Excerpt from Chapter 12 of The House of the Seven Gables

Later in Chapter 12, Holgrave admits his interest in the Pyncheons and their past, but does not explain a reason for it. He also remarks upon the difference between his sensibility and Phoebe's. The narrative suggests that Holgrave's idealism is appropriate for a man of his age (22), but leaves the possibility of his acting on his professed beliefs more open-ended.
Then, moreover, she scarcely thought him affectionate in his nature. He was too calm and cool an observer. Phoebe felt his eye, often; his heart, seldom or never. He took a certain kind of interest in Hepzibah and her brother, and Phoebe herself. He studied them attentively, and allowed no slightest circumstance of their individualities to escape him. He was ready to do them whatever good he might; but, after all, he never exactly made common cause with them, nor gave any reliable evidence that he loved them better, in proportion as he knew them more. In his relations with them, he seemed to be in quest of mental food, not heart-sustenance. Phoebe could not conceive what interested him so much in her friends and herself, intellectually, since he cared nothing for them, or, comparatively, so little, as objects of human affection.

Always, in his interviews with Phoebe, the artist made especial inquiry as to the welfare of Clifford whom, except at the Sunday festival, he seldom saw.

"Does he still seem happy?" he asked, one day.

"As happy as a child," answered Phoebe; "but--like a child, too--very easily disturbed."

"How disturbed?" inquired Holgrave. "By things without, or by thoughts within?"

"I cannot see his thoughts! How should I?" replied Phoebe, with simple piquancy. "Very often, his humor changes without any reason that can be guessed at, just as a cloud comes over the sun. Latterly, since I have begun to know him better, I feel it to be not quite right to look closely into his moods. He has had such a great sorrow, that his heart is made all solemn and sacred by it. When he is cheerful,--when the sun shines into his mind,--then I venture to peep in, just as far as the light reaches, but no further. It is holy ground where the shadow falls!"

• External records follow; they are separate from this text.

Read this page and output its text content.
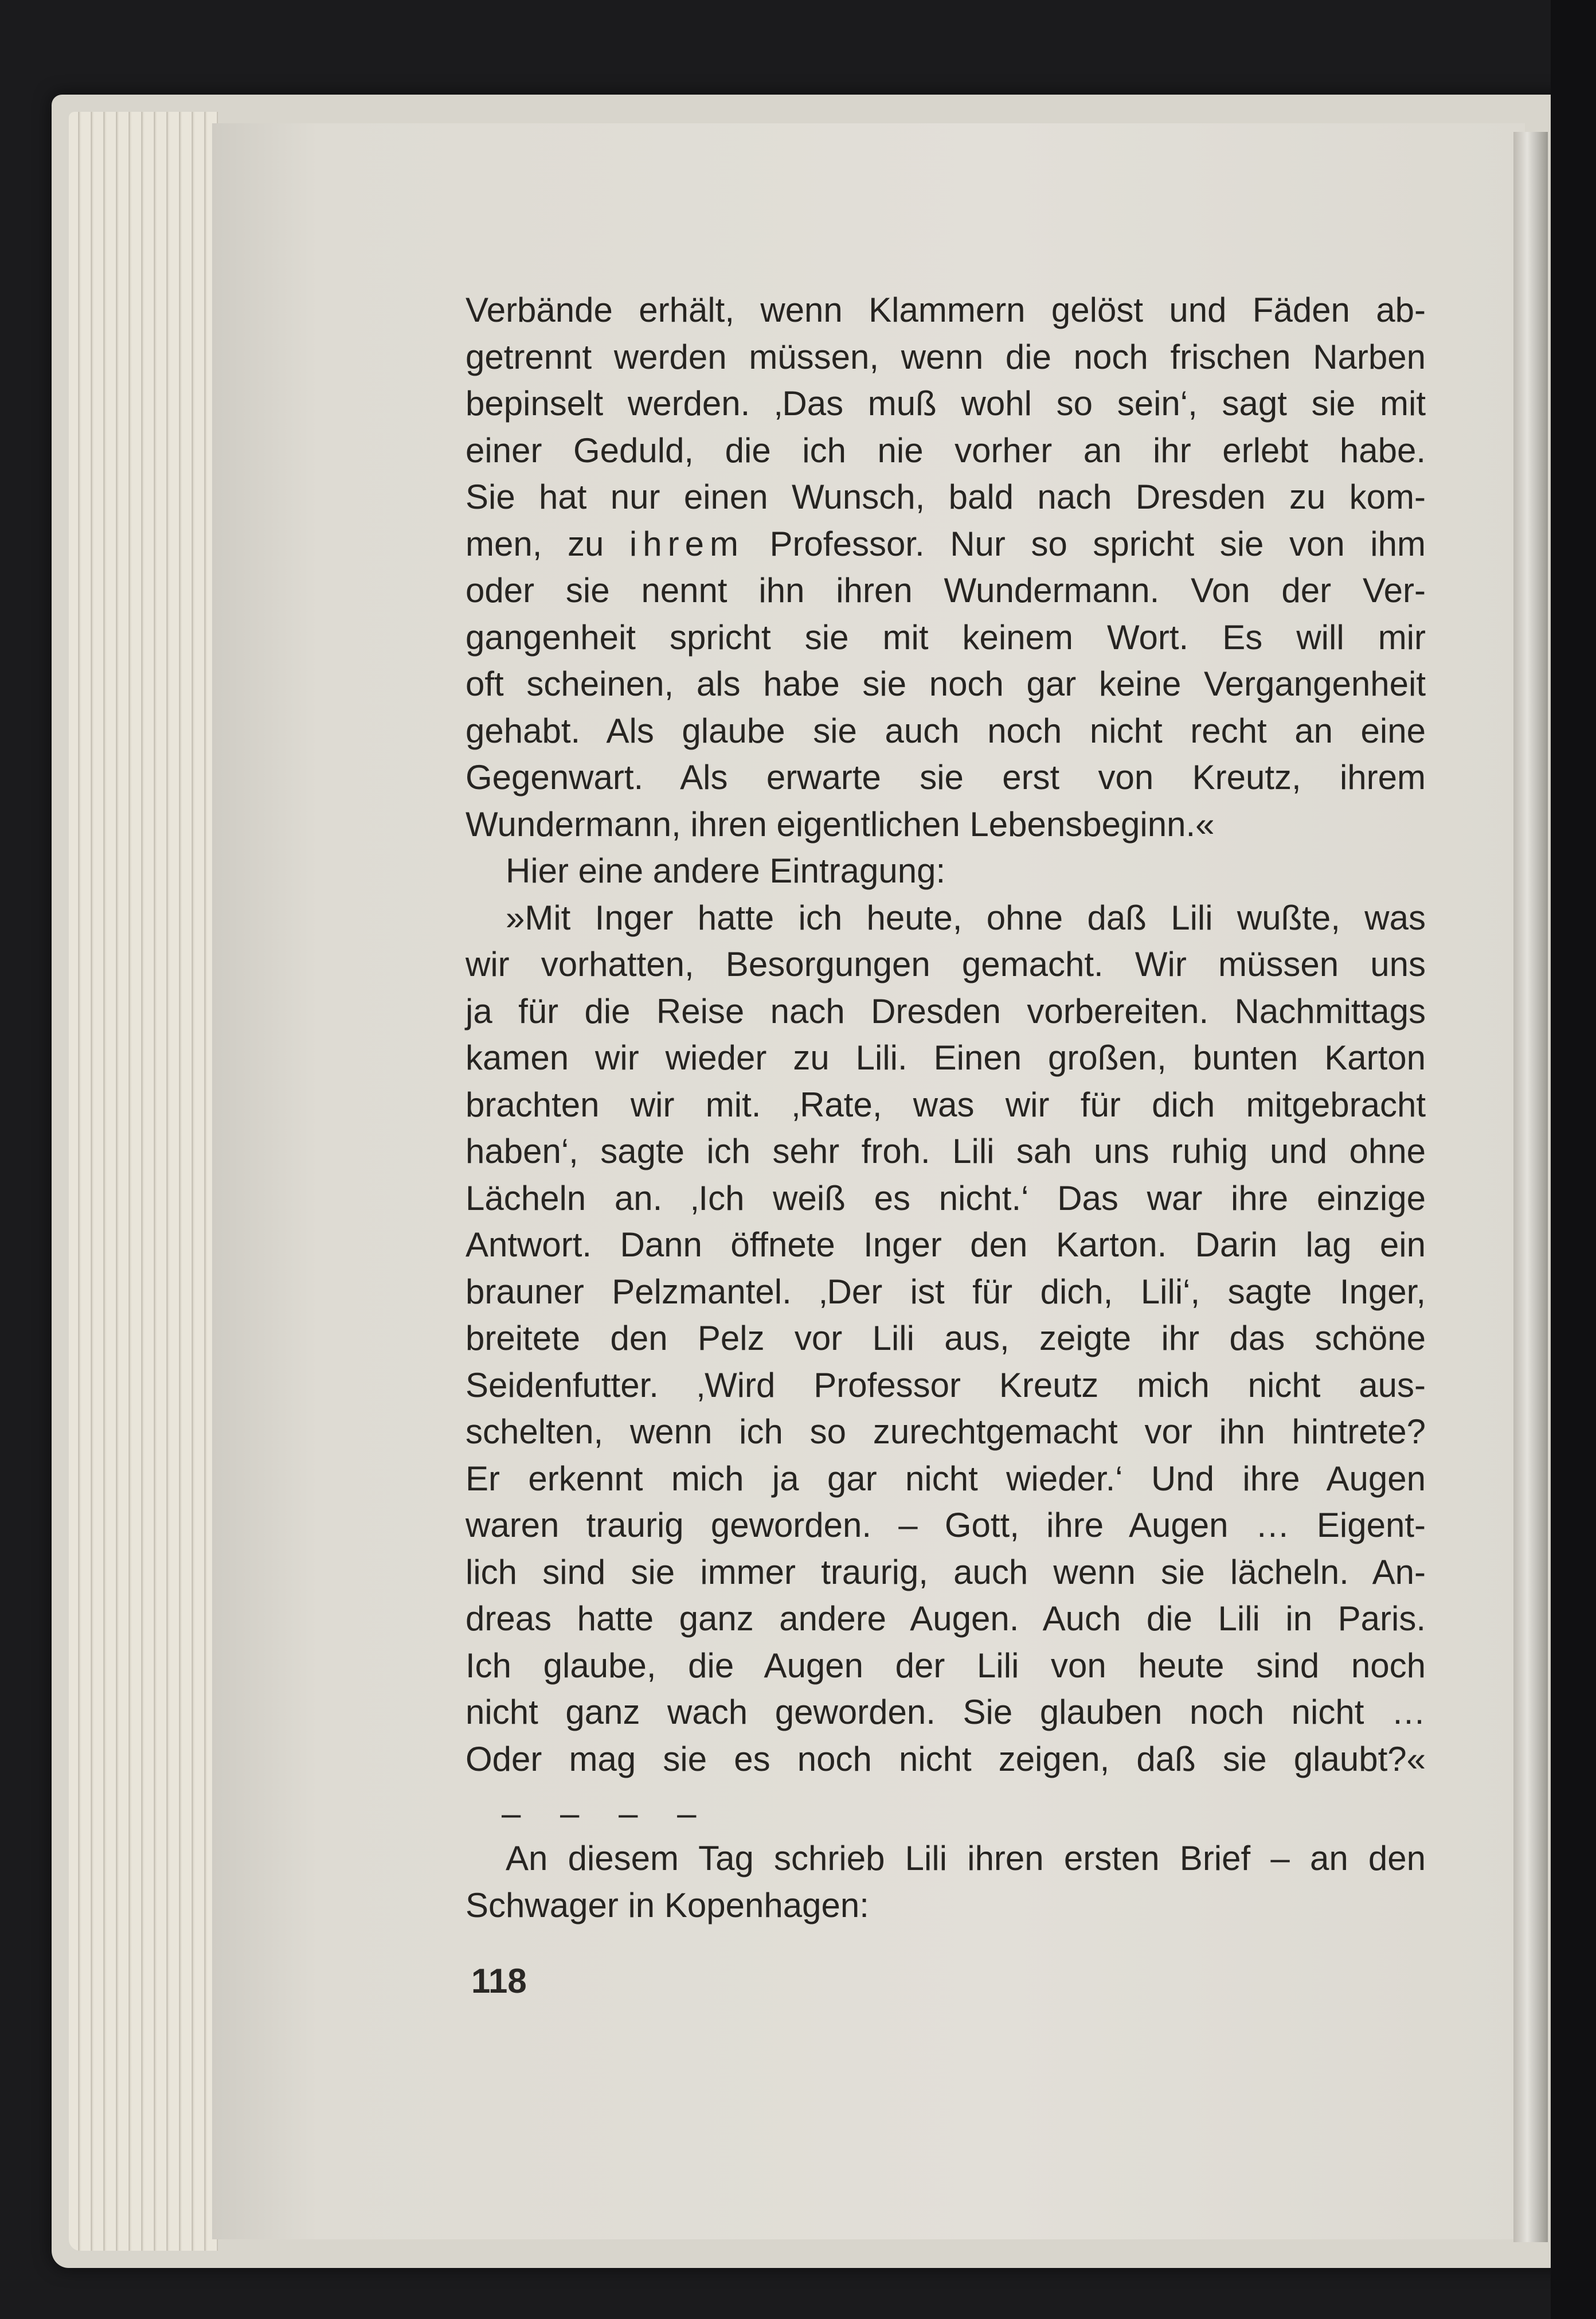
Verbände erhält, wenn Klammern gelöst und Fäden ab-
getrennt werden müssen, wenn die noch frischen Narben
bepinselt werden. ‚Das muß wohl so sein‘, sagt sie mit
einer Geduld, die ich nie vorher an ihr erlebt habe.
Sie hat nur einen Wunsch, bald nach Dresden zu kom-
men, zu ihrem Professor. Nur so spricht sie von ihm
oder sie nennt ihn ihren Wundermann. Von der Ver-
gangenheit spricht sie mit keinem Wort. Es will mir
oft scheinen, als habe sie noch gar keine Vergangenheit
gehabt. Als glaube sie auch noch nicht recht an eine
Gegenwart. Als erwarte sie erst von Kreutz, ihrem
Wundermann, ihren eigentlichen Lebensbeginn.«
Hier eine andere Eintragung:
»Mit Inger hatte ich heute, ohne daß Lili wußte, was
wir vorhatten, Besorgungen gemacht. Wir müssen uns
ja für die Reise nach Dresden vorbereiten. Nachmittags
kamen wir wieder zu Lili. Einen großen, bunten Karton
brachten wir mit. ‚Rate, was wir für dich mitgebracht
haben‘, sagte ich sehr froh. Lili sah uns ruhig und ohne
Lächeln an. ‚Ich weiß es nicht.‘ Das war ihre einzige
Antwort. Dann öffnete Inger den Karton. Darin lag ein
brauner Pelzmantel. ‚Der ist für dich, Lili‘, sagte Inger,
breitete den Pelz vor Lili aus, zeigte ihr das schöne
Seidenfutter. ‚Wird Professor Kreutz mich nicht aus-
schelten, wenn ich so zurechtgemacht vor ihn hintrete?
Er erkennt mich ja gar nicht wieder.‘ Und ihre Augen
waren traurig geworden. – Gott, ihre Augen … Eigent-
lich sind sie immer traurig, auch wenn sie lächeln. An-
dreas hatte ganz andere Augen. Auch die Lili in Paris.
Ich glaube, die Augen der Lili von heute sind noch
nicht ganz wach geworden. Sie glauben noch nicht …
Oder mag sie es noch nicht zeigen, daß sie glaubt?«
– – – –
An diesem Tag schrieb Lili ihren ersten Brief – an den
Schwager in Kopenhagen:
118
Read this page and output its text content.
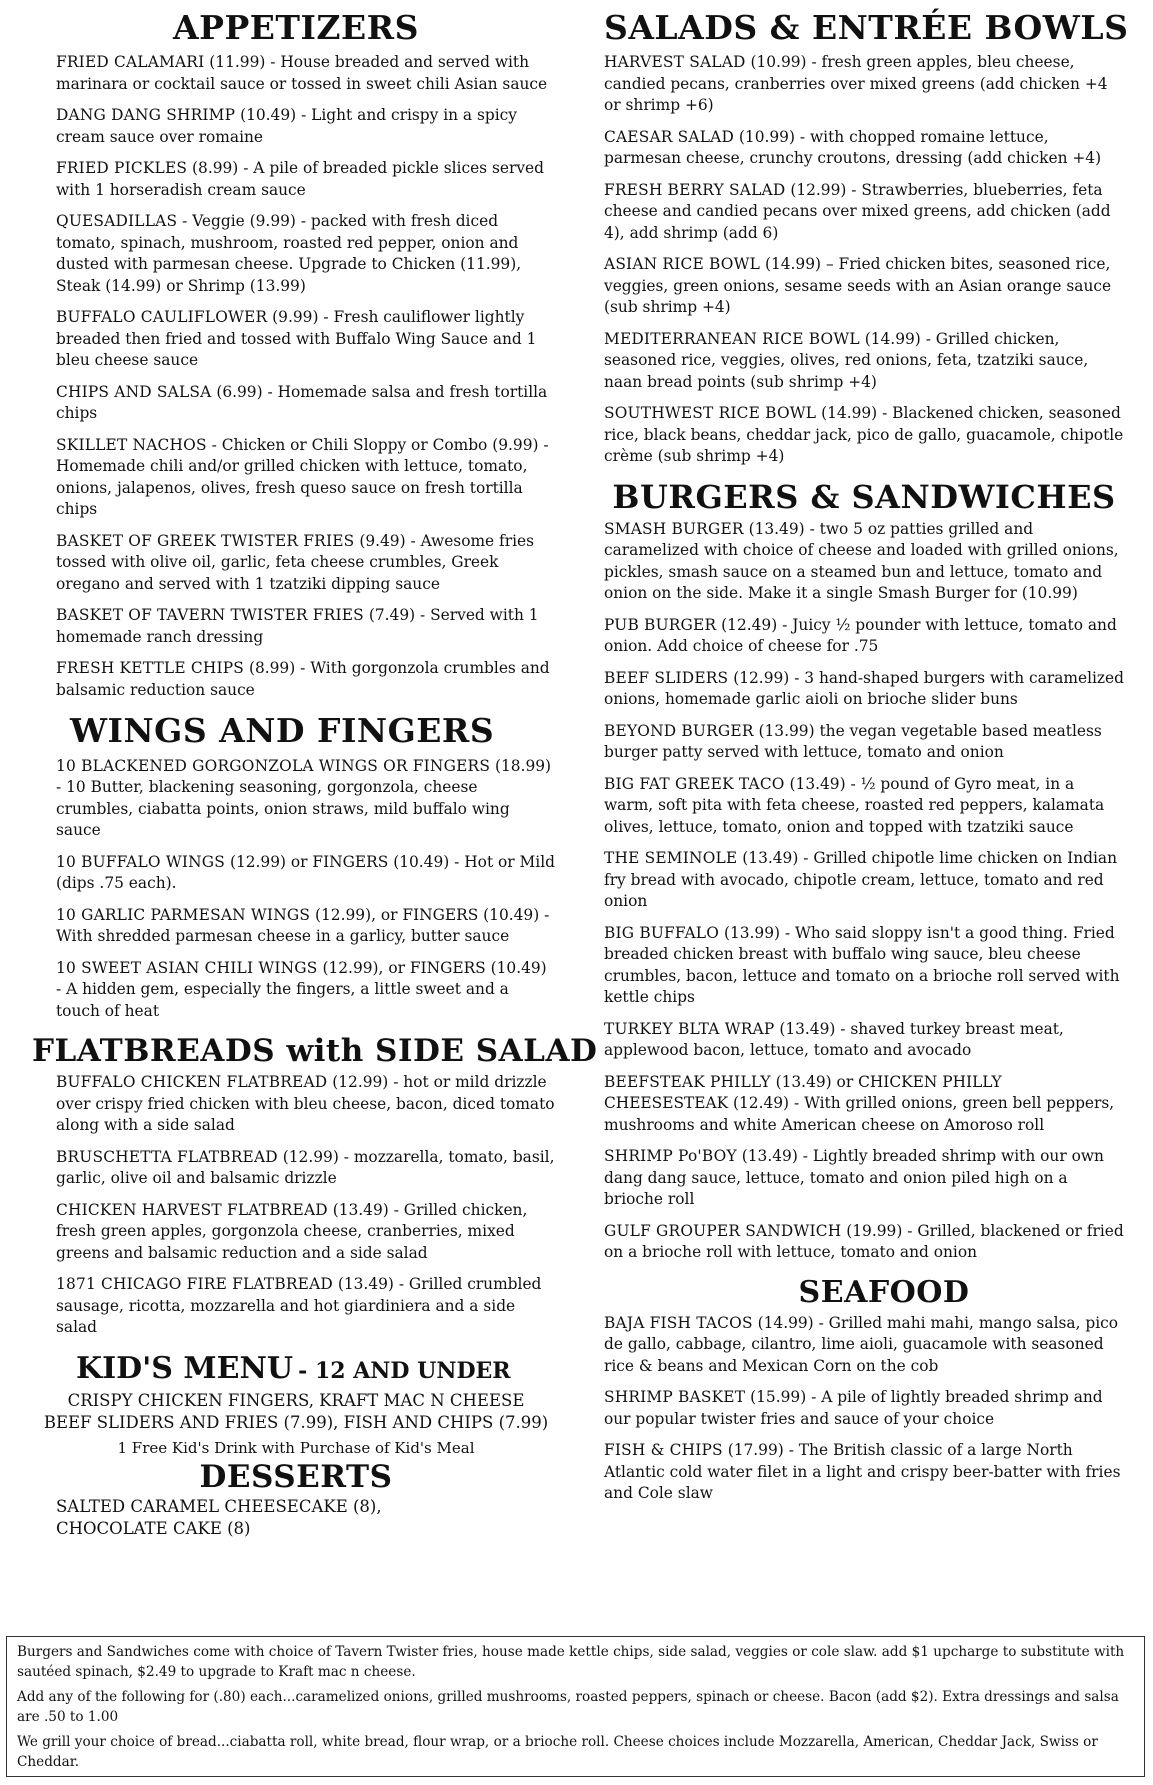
APPETIZERS

FRIED CALAMARI (11.99) - House breaded and served with marinara or cocktail sauce or tossed in sweet chili Asian sauce

DANG DANG SHRIMP (10.49) - Light and crispy in a spicy cream sauce over romaine

FRIED PICKLES (8.99) - A pile of breaded pickle slices served with 1 horseradish cream sauce

QUESADILLAS - Veggie (9.99) - packed with fresh diced tomato, spinach, mushroom, roasted red pepper, onion and dusted with parmesan cheese. Upgrade to Chicken (11.99), Steak (14.99) or Shrimp (13.99)

BUFFALO CAULIFLOWER (9.99) - Fresh cauliflower lightly breaded then fried and tossed with Buffalo Wing Sauce and 1 bleu cheese sauce

CHIPS AND SALSA (6.99) - Homemade salsa and fresh tortilla chips

SKILLET NACHOS - Chicken or Chili Sloppy or Combo (9.99) - Homemade chili and/or grilled chicken with lettuce, tomato, onions, jalapenos, olives, fresh queso sauce on fresh tortilla chips

BASKET OF GREEK TWISTER FRIES (9.49) - Awesome fries tossed with olive oil, garlic, feta cheese crumbles, Greek oregano and served with 1 tzatziki dipping sauce

BASKET OF TAVERN TWISTER FRIES (7.49) - Served with 1 homemade ranch dressing

FRESH KETTLE CHIPS (8.99) - With gorgonzola crumbles and balsamic reduction sauce

WINGS AND FINGERS

10 BLACKENED GORGONZOLA WINGS OR FINGERS (18.99) - 10 Butter, blackening seasoning, gorgonzola, cheese crumbles, ciabatta points, onion straws, mild buffalo wing sauce

10 BUFFALO WINGS (12.99) or FINGERS (10.49) - Hot or Mild (dips .75 each).

10 GARLIC PARMESAN WINGS (12.99), or FINGERS (10.49) - With shredded parmesan cheese in a garlicy, butter sauce

10 SWEET ASIAN CHILI WINGS (12.99), or FINGERS (10.49) - A hidden gem, especially the fingers, a little sweet and a touch of heat

FLATBREADS with SIDE SALAD

BUFFALO CHICKEN FLATBREAD (12.99) - hot or mild drizzle over crispy fried chicken with bleu cheese, bacon, diced tomato along with a side salad

BRUSCHETTA FLATBREAD (12.99) - mozzarella, tomato, basil, garlic, olive oil and balsamic drizzle

CHICKEN HARVEST FLATBREAD (13.49) - Grilled chicken, fresh green apples, gorgonzola cheese, cranberries, mixed greens and balsamic reduction and a side salad

1871 CHICAGO FIRE FLATBREAD (13.49) - Grilled crumbled sausage, ricotta, mozzarella and hot giardiniera and a side salad

KID'S MENU - 12 AND UNDER
CRISPY CHICKEN FINGERS, KRAFT MAC N CHEESE
BEEF SLIDERS AND FRIES (7.99), FISH AND CHIPS (7.99)
1 Free Kid's Drink with Purchase of Kid's Meal
DESSERTS
SALTED CARAMEL CHEESECAKE (8),
CHOCOLATE CAKE (8)
SALADS & ENTRÉE BOWLS

HARVEST SALAD (10.99) - fresh green apples, bleu cheese, candied pecans, cranberries over mixed greens (add chicken +4 or shrimp +6)

CAESAR SALAD (10.99) - with chopped romaine lettuce, parmesan cheese, crunchy croutons, dressing (add chicken +4)

FRESH BERRY SALAD (12.99) - Strawberries, blueberries, feta cheese and candied pecans over mixed greens, add chicken (add 4), add shrimp (add 6)

ASIAN RICE BOWL (14.99) – Fried chicken bites, seasoned rice, veggies, green onions, sesame seeds with an Asian orange sauce (sub shrimp +4)

MEDITERRANEAN RICE BOWL (14.99) - Grilled chicken, seasoned rice, veggies, olives, red onions, feta, tzatziki sauce, naan bread points (sub shrimp +4)

SOUTHWEST RICE BOWL (14.99) - Blackened chicken, seasoned rice, black beans, cheddar jack, pico de gallo, guacamole, chipotle crème (sub shrimp +4)

BURGERS & SANDWICHES

SMASH BURGER (13.49) - two 5 oz patties grilled and caramelized with choice of cheese and loaded with grilled onions, pickles, smash sauce on a steamed bun and lettuce, tomato and onion on the side. Make it a single Smash Burger for (10.99)

PUB BURGER (12.49) - Juicy ½ pounder with lettuce, tomato and onion. Add choice of cheese for .75

BEEF SLIDERS (12.99) - 3 hand-shaped burgers with caramelized onions, homemade garlic aioli on brioche slider buns

BEYOND BURGER (13.99) the vegan vegetable based meatless burger patty served with lettuce, tomato and onion

BIG FAT GREEK TACO (13.49) - ½ pound of Gyro meat, in a warm, soft pita with feta cheese, roasted red peppers, kalamata olives, lettuce, tomato, onion and topped with tzatziki sauce

THE SEMINOLE (13.49) - Grilled chipotle lime chicken on Indian fry bread with avocado, chipotle cream, lettuce, tomato and red onion

BIG BUFFALO (13.99) - Who said sloppy isn't a good thing. Fried breaded chicken breast with buffalo wing sauce, bleu cheese crumbles, bacon, lettuce and tomato on a brioche roll served with kettle chips

TURKEY BLTA WRAP (13.49) - shaved turkey breast meat, applewood bacon, lettuce, tomato and avocado

BEEFSTEAK PHILLY (13.49) or CHICKEN PHILLY CHEESESTEAK (12.49) - With grilled onions, green bell peppers, mushrooms and white American cheese on Amoroso roll

SHRIMP Po'BOY (13.49) - Lightly breaded shrimp with our own dang dang sauce, lettuce, tomato and onion piled high on a brioche roll

GULF GROUPER SANDWICH (19.99) - Grilled, blackened or fried on a brioche roll with lettuce, tomato and onion

SEAFOOD

BAJA FISH TACOS (14.99) - Grilled mahi mahi, mango salsa, pico de gallo, cabbage, cilantro, lime aioli, guacamole with seasoned rice & beans and Mexican Corn on the cob

SHRIMP BASKET (15.99) - A pile of lightly breaded shrimp and our popular twister fries and sauce of your choice

FISH & CHIPS (17.99) - The British classic of a large North Atlantic cold water filet in a light and crispy beer-batter with fries and Cole slaw

Burgers and Sandwiches come with choice of Tavern Twister fries, house made kettle chips, side salad, veggies or cole slaw. add $1 upcharge to substitute with sautéed spinach, $2.49 to upgrade to Kraft mac n cheese.

Add any of the following for (.80) each...caramelized onions, grilled mushrooms, roasted peppers, spinach or cheese. Bacon (add $2). Extra dressings and salsa are .50 to 1.00

We grill your choice of bread...ciabatta roll, white bread, flour wrap, or a brioche roll. Cheese choices include Mozzarella, American, Cheddar Jack, Swiss or Cheddar.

"How prettily you express this sentiment!" said the artist. "I can understand the feeling, without possessing it. Had I your opportunities, no scruples would prevent me from fathoming Clifford to the full depth of my plummet-line!"

"How strange that you should wish it!" remarked Phoebe, involuntarily. "What is Cousin Clifford to you?"

"Oh, nothing,--of course, nothing!" answered Holgrave, with a smile. "Only this is such an odd and incomprehensible world! The more I look at it, the more it puzzles me; and I begin to suspect that a man's bewilderment is the measure of his wisdom. Men and women, and children, too, are such strange creatures, that one never can be certain that he really knows them; nor ever guess what they have been, from what he sees them to be, now. Judge Pyncheon! Clifford! What a complex riddle--a complexity of complexities--do they present! It requires intuitive sympathy, like a young girl's, to solve it. A mere observer, like myself (who never have any intuitions, and am, at best, only subtile and acute), is pretty certain to go astray."

The artist now turned the conversation to themes less dark than that which they had touched upon. Phoebe and he were young together; nor had Holgrave, in his premature experience of life, wasted entirely that beautiful spirit of youth, which, gushing forth from one small heart and fancy, may diffuse itself over the universe, making it all as bright as on the first day of creation. Man's own youth is the world's youth; at least, he feels as if it were, and imagines that the earth's granite substance is something not yet hardened, and which he can mould into whatever shape he likes. So it was with Holgrave. He could talk sagely about th world's old age, but never actually believed what he said; he was a young man still, and therefore looked upon the world--that gray-bearded and wrinkled profligate, decrepit, without being venerable--as a tender stripling, capable of being improved into all that it ought to be, but scarcely yet had shown the remotest promise of becoming. He had that sense, or inward prophecy,--which a young man had better die at once than not to have, and a mature man had better never have been born than utterly to relinquish,--that we are not doomed to creep on for ever in the old, bad way, but that, this very now, there are the harbingers abroad of a golden era, to be accomplished in his own lifetime. It seemed to Holgrave--as doubtless it has seemed to the hopeful of every century, since the epoch of Adam's grandchildren--that in this age, more than ever before, the moss-grown and rotten Past is to be torn down, and lifeless institutions to be thrust out of the way, and their dead corpses buried, and everything to begin anew.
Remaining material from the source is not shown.